According to Walsh, Goulart kept detailed notes of Hernandez's threats against her and on May 28, 2009, she told her attorney in an email that, "I'm really scared and I really fear for my life now."
Hernandez killed her the next morning, Walsh said.
Hernandez knew that Goulart's colleagues at her job at the Bay Valley Medical Group in Hayward, which is adjacent to St. Rose Hospital, would recognize him if he drove there in his own car, which is distinct and loud, so he borrowed his aunt's car so he could ambush her and waited in the parking lot for her, Walsh said.
She said that when Goulart drove to her job on the morning of May 29, 2009, Hernandez blocked her car with his aunt's car in the parking lot and after she got out of her car he stabbed her repeatedly with a screwdriver he had fashioned into an ice pick.
Several of Goulart's work colleagues tried to stop Hernandez but he kept stabbing her because "he wanted to complete the task he'd come to do," Walsh said.
Witnesses told police that Hernandez manipulated and twisted the screwdriver in Goulart's chest and then he left her on the ground with the tool sticking out from her chest and kicked her twice in the head, Walsh said.
Goulart was pronounced dead at a nearby hospital and police arrested Hernandez at the scene.
The killing was so brutal that the Alameda County District
Attorney's Office originally sought the death penalty for Hernandez but it later decided to seek life in prison without the possibility of parole instead.
Walsh, who declined to comment on that decision, asked jurors to convict Hernandez of murder and stalking and the special circumstance of lying in wait.
Hernandez's lawyer, Deborah Levy, admitted to jurors that he killed Goulart, saying, "We're not going to deny the act, we're not denying the actions."
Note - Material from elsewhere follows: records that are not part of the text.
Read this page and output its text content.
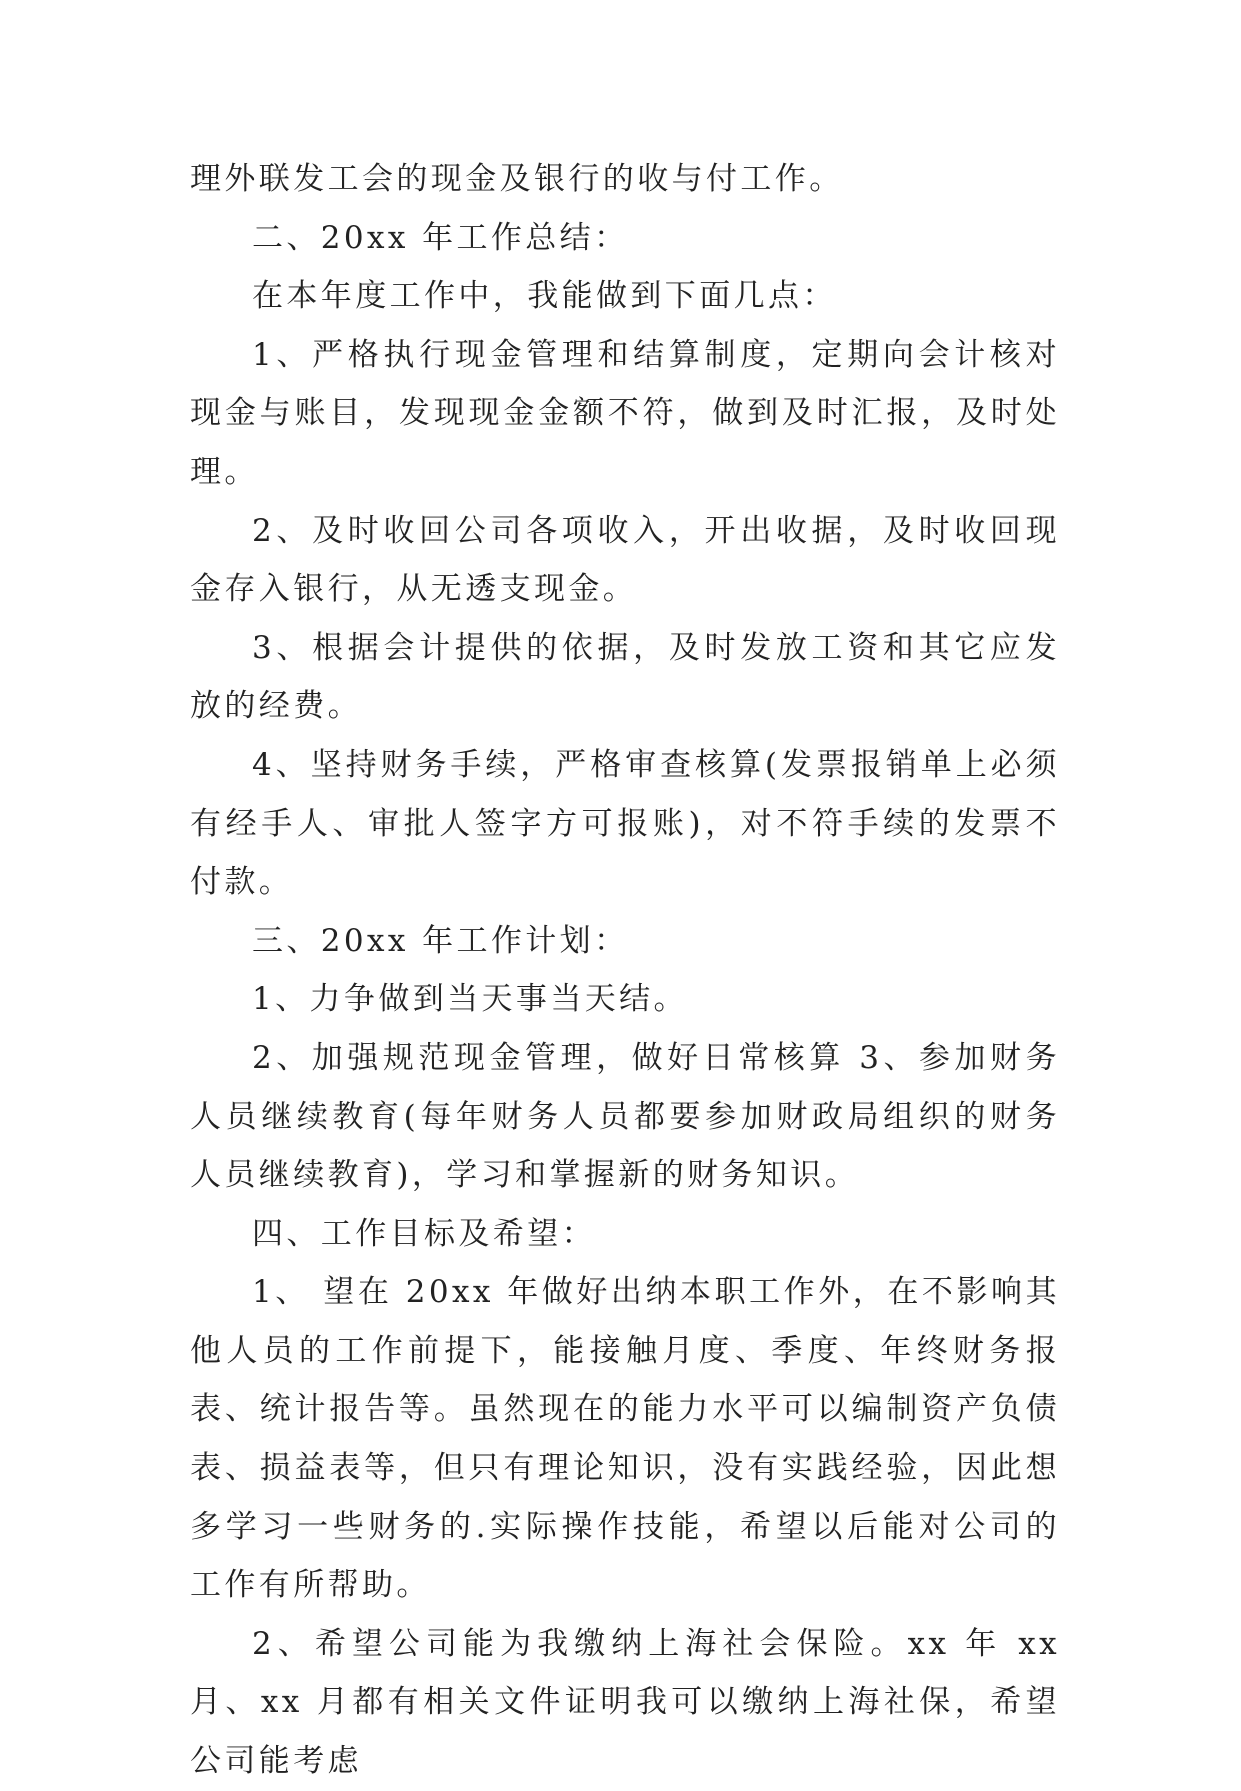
理外联发工会的现金及银行的收与付工作。

二、20xx 年工作总结：

在本年度工作中，我能做到下面几点：

1、严格执行现金管理和结算制度，定期向会计核对现金与账目，发现现金金额不符，做到及时汇报，及时处理。

2、及时收回公司各项收入，开出收据，及时收回现金存入银行，从无透支现金。

3、根据会计提供的依据，及时发放工资和其它应发放的经费。

4、坚持财务手续，严格审查核算(发票报销单上必须有经手人、审批人签字方可报账)，对不符手续的发票不付款。

三、20xx 年工作计划：

1、力争做到当天事当天结。

2、加强规范现金管理，做好日常核算 3、参加财务人员继续教育(每年财务人员都要参加财政局组织的财务人员继续教育)，学习和掌握新的财务知识。

四、工作目标及希望：

1、 望在 20xx 年做好出纳本职工作外，在不影响其他人员的工作前提下，能接触月度、季度、年终财务报表、统计报告等。虽然现在的能力水平可以编制资产负债表、损益表等，但只有理论知识，没有实践经验，因此想多学习一些财务的.实际操作技能，希望以后能对公司的工作有所帮助。

2、希望公司能为我缴纳上海社会保险。xx 年 xx 月、xx 月都有相关文件证明我可以缴纳上海社保，希望公司能考虑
But in a possible bid to ask jurors to convict Hernandez of the lesser charge of voluntary manslaughter instead of murder, Levy said his state of mind at the time is important and she believes he "snapped" and acted "in the heat of passion and rage."
Hernandez was drinking and took a lot of drugs before the fatal stabbing and wasn't thinking clearly, Levy said.
"If you plan to kill someone you don't do it in front of a lot of witnesses," she said.